Kritik am Verfahrensablauf und Urteil
Und noch ein Kuriosum findet sich im Urteil: Die GGI brachte vor, dass bei parteiinternen Streitigkeiten das parteiinterne Schiedsgericht zuständig wäre. Dazu stellte das Erstgericht fest:
„Weder die Klägerin noch die Beklagte sind Landesorganisationen oder Bundesgremien. Sie sind auch keine Mitglieder einer Landespartei der Grünen.“
Somit wurde Sigrid Maurer, der Klubchefin des Grünen Nationalratsklubs, kurzerhand die Parteimitgliedschaft in Abrede gestellt.
Fehler im Verfahren
Das Verfahren war laut Petrovic von zahlreichen Verfahrensfehlern geprägt. Es fand keine Parteieneinvernahme statt, Sigrid Maurer wurde gar nicht erst geladen, dem Beklagten wurde das Fragerecht verweigert – was eine Verletzung des rechtlichen Gehörs darstellt. Auch der Unmittelbarkeitsgrundsatz wurde verletzt, da sich das Urteil auf Protokolle aus anderen Verfahren stützt. „Das Gericht hat unsere Argumente einfach weggewischt, ohne sich ernsthaft mit dem Sachverhalt auseinanderzusetzen“, kritisiert Petrovic. Zudem stützte sich das Gericht auf Twitter-AGB, die zum Zeitpunkt des Postings noch nicht in Kraft waren.
„Dieses Urteil ist nicht nur juristisch fragwürdig, sondern auch politisch brisant. Es zeigt, dass die Justiz in politischen Fällen anders handelt“, so Petrovic abschließend.
Das Verfahren und das Urteil werfen ein schiefes Licht auf die Justiz, besonders angesichts der Positionen von Sigrid Maurer als Klubchefin einer Regierungspartei und Alma Zadić als Grüne Justizministerin. „Es ist absurd, dass das Gericht diese Geste als ’nicht aggressiv oder hasserfüllt‚ interpretiert. Dies bestätigt unserer Ansicht wieder den Verdacht einer Zweiklassen-Justiz für politische Fälle“, erklärt Madeleine Petrovic.

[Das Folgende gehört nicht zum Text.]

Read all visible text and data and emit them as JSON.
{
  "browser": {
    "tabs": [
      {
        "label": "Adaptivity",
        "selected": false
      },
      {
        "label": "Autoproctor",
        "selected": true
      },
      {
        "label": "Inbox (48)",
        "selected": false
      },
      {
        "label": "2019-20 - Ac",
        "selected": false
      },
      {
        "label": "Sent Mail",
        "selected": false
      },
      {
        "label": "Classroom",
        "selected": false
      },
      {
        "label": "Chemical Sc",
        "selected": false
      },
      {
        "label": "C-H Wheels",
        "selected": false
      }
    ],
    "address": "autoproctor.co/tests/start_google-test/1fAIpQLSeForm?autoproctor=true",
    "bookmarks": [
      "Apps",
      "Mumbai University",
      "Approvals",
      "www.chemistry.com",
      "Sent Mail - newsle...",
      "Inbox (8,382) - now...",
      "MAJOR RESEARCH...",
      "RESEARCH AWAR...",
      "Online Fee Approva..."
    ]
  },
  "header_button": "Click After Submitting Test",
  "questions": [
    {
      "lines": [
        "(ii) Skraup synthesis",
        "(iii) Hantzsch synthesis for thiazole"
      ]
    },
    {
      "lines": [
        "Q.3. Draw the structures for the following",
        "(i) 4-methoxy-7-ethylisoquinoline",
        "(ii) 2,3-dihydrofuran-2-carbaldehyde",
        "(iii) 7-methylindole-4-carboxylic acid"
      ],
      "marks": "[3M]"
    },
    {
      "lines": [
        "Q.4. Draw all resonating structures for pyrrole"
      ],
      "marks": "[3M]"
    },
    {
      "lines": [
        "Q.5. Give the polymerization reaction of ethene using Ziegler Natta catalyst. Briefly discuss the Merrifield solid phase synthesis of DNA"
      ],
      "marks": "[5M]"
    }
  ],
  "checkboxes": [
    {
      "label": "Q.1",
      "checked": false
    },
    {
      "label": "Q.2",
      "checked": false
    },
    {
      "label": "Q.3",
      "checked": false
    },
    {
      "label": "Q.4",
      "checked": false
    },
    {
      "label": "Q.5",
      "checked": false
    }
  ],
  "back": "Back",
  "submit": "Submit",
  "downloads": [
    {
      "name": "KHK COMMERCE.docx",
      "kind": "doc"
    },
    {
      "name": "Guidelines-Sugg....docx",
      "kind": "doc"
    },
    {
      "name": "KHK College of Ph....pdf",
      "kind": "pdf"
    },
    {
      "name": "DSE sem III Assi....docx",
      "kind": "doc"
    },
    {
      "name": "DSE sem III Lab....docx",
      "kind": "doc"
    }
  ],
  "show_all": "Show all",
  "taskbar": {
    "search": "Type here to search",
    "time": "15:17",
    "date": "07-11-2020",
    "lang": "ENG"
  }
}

Bedrohung der Meinungsfreiheit
Das Urteil hat weitreichende Implikationen für die Meinungsfreiheit. Es bedeutet, dass man Politikerinnen und Politikern ihre früheren Aussagen mittels Bild-, Ton- oder Videobeweis nicht mehr vorhalten darf, ohne vorher ihre Erlaubnis einzuholen. „Dieses Urteil gefährdet ernsthaft die Meinungsfreiheit. Es darf nicht sein, dass kritische Stimmen in einer Demokratie mundtot gemacht werden“, betont Petrovic.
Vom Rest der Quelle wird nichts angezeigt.